Claude Opus 4: What Practitioners Need to Know

Anthropic shipped Claude Opus 4 this month, and the benchmarks tell a clear story: this is the strongest general-purpose model available to practitioners today. But benchmarks are table stakes. The real question is what changes in how you build.

What does the benchmark picture actually look like?

Opus 4 leads on SWE-bench Verified with a 72.5% solve rate, up from 49.0% on Opus 3. On the GPQA Diamond graduate-level reasoning benchmark, it scores 74.9% — a meaningful jump that puts it ahead of GPT-4o and Gemini Ultra on problems that require multi-step scientific reasoning.

The extended thinking capability is where the architectural shift matters most. Opus 4 can use up to 128,000 tokens of internal reasoning before producing a response. According to Anthropic's technical documentation, this scales test-time compute dynamically — the model allocates more thinking to harder problems without manual prompting.

Context window capacity holds at 200,000 tokens with no degradation in recall accuracy across the full window, based on needle-in-a-haystack evaluations.

How does extended thinking change agent architectures?

The practical impact lands hardest on agent systems. Previous models required elaborate chain-of-thought prompting, decomposition frameworks, and multi-turn scaffolding to handle complex reasoning. Opus 4's native extended thinking absorbs much of that complexity into the model itself.

This means:

Simpler agent loops. You can pass harder problems in a single turn instead of building multi-step orchestration. The model's internal reasoning replaces external scaffolding.
Better tool use. Opus 4 shows improved reliability in multi-tool sequences — selecting the right tool, interpreting results, and deciding next steps without the hallucination patterns that plagued earlier models.
Reduced prompt engineering. The model follows complex instructions more faithfully, reducing the need for few-shot examples and guard-rail prompts that consumed context window budget.

For teams running Claude Code or similar coding agents, the SWE-bench improvement translates directly: the model resolves real GitHub issues — complete with test discovery, multi-file edits, and verification — at a rate that was state-of-the-art for specialised coding systems just six months ago.

What about cost and latency?

Opus 4 is priced at the premium tier. For teams already using the Anthropic API, the per-token cost reflects the capability jump. The key economic question is whether Opus 4 in fewer turns outperforms a cheaper model in more turns.

Early production data from teams running both suggests the answer is yes for tasks involving reasoning, debugging, and synthesis. For straightforward extraction, classification, and formatting, Haiku and Sonnet remain more cost-effective.

Latency on extended thinking responses varies with problem complexity. Simple queries return in under two seconds. Complex reasoning tasks with full thinking allocation can take 30-60 seconds. For synchronous user-facing applications, this means you need to design for variable response times — streaming the thinking process or showing progress indicators.

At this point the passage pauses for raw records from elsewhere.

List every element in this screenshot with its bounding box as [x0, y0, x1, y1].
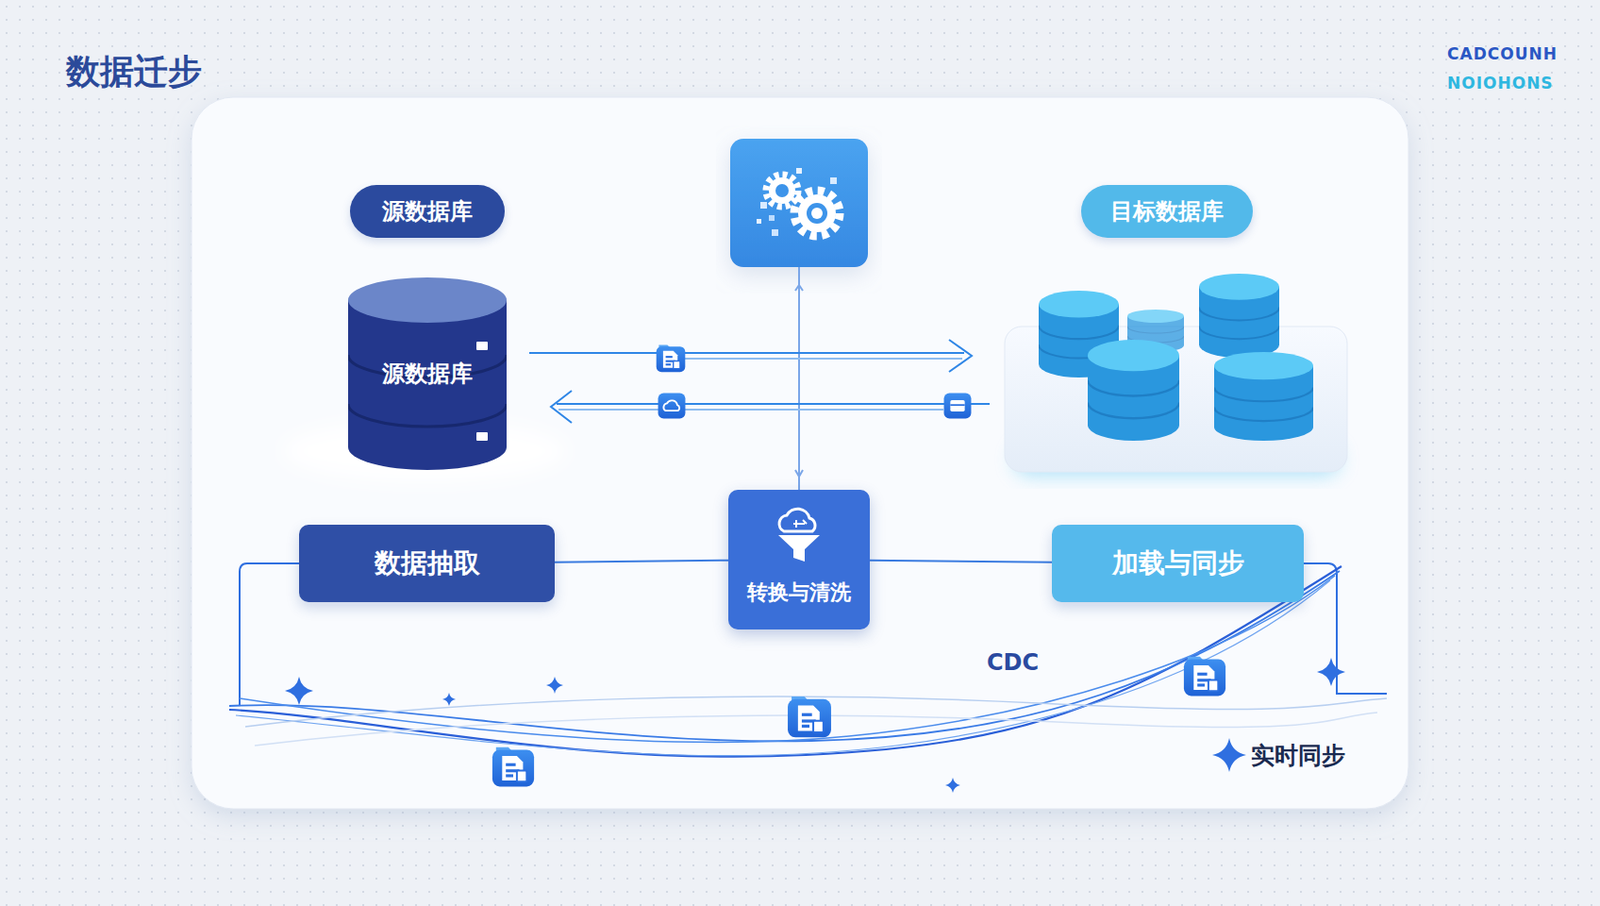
process-box: 转换与清洗	[728, 489, 870, 630]
shape-circle	[766, 174, 799, 207]
shape-ellipse	[348, 277, 507, 323]
connector-line	[554, 560, 729, 563]
shape-rect	[730, 138, 868, 267]
shape-use	[1316, 657, 1346, 686]
shape-rect	[796, 167, 802, 174]
shape-polygon	[778, 534, 820, 562]
shape-path	[793, 519, 807, 528]
sparkle	[284, 657, 1346, 793]
logo-text: NOIOHONS	[1447, 73, 1554, 93]
shape-use	[1087, 339, 1180, 441]
cloud-icon	[658, 392, 686, 418]
shape-rect	[830, 177, 837, 184]
annotation-label: 实时同步	[1250, 739, 1346, 771]
process-box: 数据抽取	[299, 524, 555, 602]
shape-use	[1214, 351, 1314, 441]
storage-icon	[944, 392, 972, 418]
shape-circle	[806, 202, 828, 224]
source-label-pill: 源数据库	[350, 184, 505, 238]
shape-polyline	[550, 390, 572, 423]
database-cylinder: 源数据库	[348, 277, 507, 470]
node-text: 加载与同步	[1112, 545, 1245, 582]
shape-circle	[768, 177, 796, 204]
shape-line	[558, 408, 944, 411]
shape-path	[348, 403, 507, 427]
shape-use	[1199, 273, 1280, 358]
shape-polyline	[795, 284, 803, 291]
node-text: 数据抽取	[374, 545, 481, 582]
shape-path	[239, 563, 300, 706]
card-panel	[191, 97, 1409, 809]
document-icon	[492, 747, 534, 787]
shape-use	[546, 676, 564, 694]
connector-line	[869, 560, 1052, 563]
shape-line	[529, 351, 965, 354]
document-icon	[656, 344, 686, 372]
page-title: 数据迁步	[66, 49, 202, 96]
shape-rect	[760, 201, 767, 209]
backward-arrow	[550, 390, 990, 423]
shape-circle	[798, 194, 836, 233]
document-icon	[1183, 656, 1226, 697]
process-box: 加载与同步	[1051, 524, 1304, 602]
shape-circle	[775, 183, 789, 198]
node-text: 转换与清洗	[747, 578, 851, 607]
document-icon	[787, 696, 832, 737]
shape-polyline	[795, 469, 803, 477]
shape-line	[681, 357, 963, 360]
forward-arrow	[529, 339, 972, 372]
logo-text: CADCOUNH	[1447, 44, 1558, 64]
shape-circle	[811, 207, 823, 219]
shape-polyline	[949, 339, 972, 372]
shape-rect	[756, 218, 762, 224]
annotation-label: CDC	[986, 649, 1039, 676]
shape-rect	[768, 215, 775, 221]
node-text: 源数据库	[382, 196, 473, 227]
vertical-flow-line	[795, 266, 803, 490]
node-text: 目标数据库	[1110, 196, 1224, 227]
shape-rect	[771, 229, 779, 236]
target-label-pill: 目标数据库	[1081, 184, 1253, 238]
shape-rect	[476, 432, 488, 441]
gear-icon	[730, 138, 868, 267]
shape-circle	[794, 190, 840, 236]
shape-use	[945, 777, 961, 793]
funnel-cloud-icon	[768, 502, 830, 564]
shape-line	[556, 402, 990, 405]
shape-line	[798, 266, 800, 490]
shape-rect	[476, 341, 488, 350]
shape-use	[284, 676, 314, 705]
shape-path	[348, 300, 507, 470]
shape-path	[779, 508, 816, 532]
shape-use	[1212, 737, 1247, 772]
shape-use	[442, 692, 456, 706]
target-database-cluster	[1004, 273, 1348, 476]
node-text: 源数据库	[382, 358, 473, 389]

What should you do differently?

Three concrete adjustments for teams adopting Opus 4:

Audit your scaffolding. If you built multi-turn decomposition to compensate for weaker reasoning, test whether Opus 4 handles the full task in a single pass. Many teams will be able to simplify their agent architectures significantly.
Reassess your model routing. The gap between Opus and Sonnet has widened on reasoning tasks but narrowed on simpler ones. A well-configured model router that sends hard problems to Opus and routine tasks to Haiku will outperform a single-model approach on both quality and cost.
Test your evaluation suite. If your evals were calibrated against Opus 3 or Sonnet, they may not discriminate at Opus 4's capability level. Tasks that were previously challenging may now be trivially solved, masking remaining failure modes. Upgrade your hardest test cases.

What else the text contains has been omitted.